Through old Claraghatlea the chilly winds blow less than a week from Christmas day
The old fields at morning from the overnight freeze are wearing their frosty cloak of gray
The cattle in the farm sheds I fancy I hear bellowing for silage and hay
I can only visualize the life I once knew though time sees me further away

From what I once knew and what I once loved but time for us never does wait
The life that we live and we presently know is the life that we choose to create
The stay at home people I envy a bit the stay at home man and his wife
In their own hometown their children they raise content in a sedentary life.

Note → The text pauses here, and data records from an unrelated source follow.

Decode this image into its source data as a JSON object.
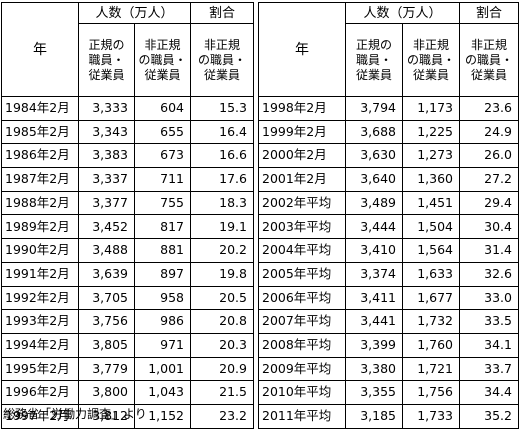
{
  "headers": {
    "year": "年",
    "people_group": "人数（万人）",
    "ratio_group": "割合",
    "regular": [
      "正規の",
      "職員・",
      "従業員"
    ],
    "nonregular": [
      "非正規",
      "の職員・",
      "従業員"
    ],
    "ratio_nonregular": [
      "非正規",
      "の職員・",
      "従業員"
    ]
  },
  "left_rows": [
    {
      "year": "1984年2月",
      "regular": "3,333",
      "nonregular": "604",
      "ratio": "15.3"
    },
    {
      "year": "1985年2月",
      "regular": "3,343",
      "nonregular": "655",
      "ratio": "16.4"
    },
    {
      "year": "1986年2月",
      "regular": "3,383",
      "nonregular": "673",
      "ratio": "16.6"
    },
    {
      "year": "1987年2月",
      "regular": "3,337",
      "nonregular": "711",
      "ratio": "17.6"
    },
    {
      "year": "1988年2月",
      "regular": "3,377",
      "nonregular": "755",
      "ratio": "18.3"
    },
    {
      "year": "1989年2月",
      "regular": "3,452",
      "nonregular": "817",
      "ratio": "19.1"
    },
    {
      "year": "1990年2月",
      "regular": "3,488",
      "nonregular": "881",
      "ratio": "20.2"
    },
    {
      "year": "1991年2月",
      "regular": "3,639",
      "nonregular": "897",
      "ratio": "19.8"
    },
    {
      "year": "1992年2月",
      "regular": "3,705",
      "nonregular": "958",
      "ratio": "20.5"
    },
    {
      "year": "1993年2月",
      "regular": "3,756",
      "nonregular": "986",
      "ratio": "20.8"
    },
    {
      "year": "1994年2月",
      "regular": "3,805",
      "nonregular": "971",
      "ratio": "20.3"
    },
    {
      "year": "1995年2月",
      "regular": "3,779",
      "nonregular": "1,001",
      "ratio": "20.9"
    },
    {
      "year": "1996年2月",
      "regular": "3,800",
      "nonregular": "1,043",
      "ratio": "21.5"
    },
    {
      "year": "1997年2月",
      "regular": "3,812",
      "nonregular": "1,152",
      "ratio": "23.2"
    }
  ],
  "right_rows": [
    {
      "year": "1998年2月",
      "regular": "3,794",
      "nonregular": "1,173",
      "ratio": "23.6"
    },
    {
      "year": "1999年2月",
      "regular": "3,688",
      "nonregular": "1,225",
      "ratio": "24.9"
    },
    {
      "year": "2000年2月",
      "regular": "3,630",
      "nonregular": "1,273",
      "ratio": "26.0"
    },
    {
      "year": "2001年2月",
      "regular": "3,640",
      "nonregular": "1,360",
      "ratio": "27.2"
    },
    {
      "year": "2002年平均",
      "regular": "3,489",
      "nonregular": "1,451",
      "ratio": "29.4"
    },
    {
      "year": "2003年平均",
      "regular": "3,444",
      "nonregular": "1,504",
      "ratio": "30.4"
    },
    {
      "year": "2004年平均",
      "regular": "3,410",
      "nonregular": "1,564",
      "ratio": "31.4"
    },
    {
      "year": "2005年平均",
      "regular": "3,374",
      "nonregular": "1,633",
      "ratio": "32.6"
    },
    {
      "year": "2006年平均",
      "regular": "3,411",
      "nonregular": "1,677",
      "ratio": "33.0"
    },
    {
      "year": "2007年平均",
      "regular": "3,441",
      "nonregular": "1,732",
      "ratio": "33.5"
    },
    {
      "year": "2008年平均",
      "regular": "3,399",
      "nonregular": "1,760",
      "ratio": "34.1"
    },
    {
      "year": "2009年平均",
      "regular": "3,380",
      "nonregular": "1,721",
      "ratio": "33.7"
    },
    {
      "year": "2010年平均",
      "regular": "3,355",
      "nonregular": "1,756",
      "ratio": "34.4"
    },
    {
      "year": "2011年平均",
      "regular": "3,185",
      "nonregular": "1,733",
      "ratio": "35.2"
    }
  ],
  "source_note": "総務省「労働力調査」より"
}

The wanderlust it is still in me today of far away places I dream
At this time of year in Duhallow 'tis cold and the dipper doesn't sing in the stream
The redwings are back on their wintering ground the red and ripened berry holly they eat
And the Finnow bank high keeps on gurgling along through the fields by the Town of Millstreet.

It used to be home for me Seasons ago but nothing in life stays the same
I left for adventure and little else more though not much of adventure to my name
So much of the World I never will see and the clock on my life is ticking on
I live in the present and little else more since the past it is forever gone.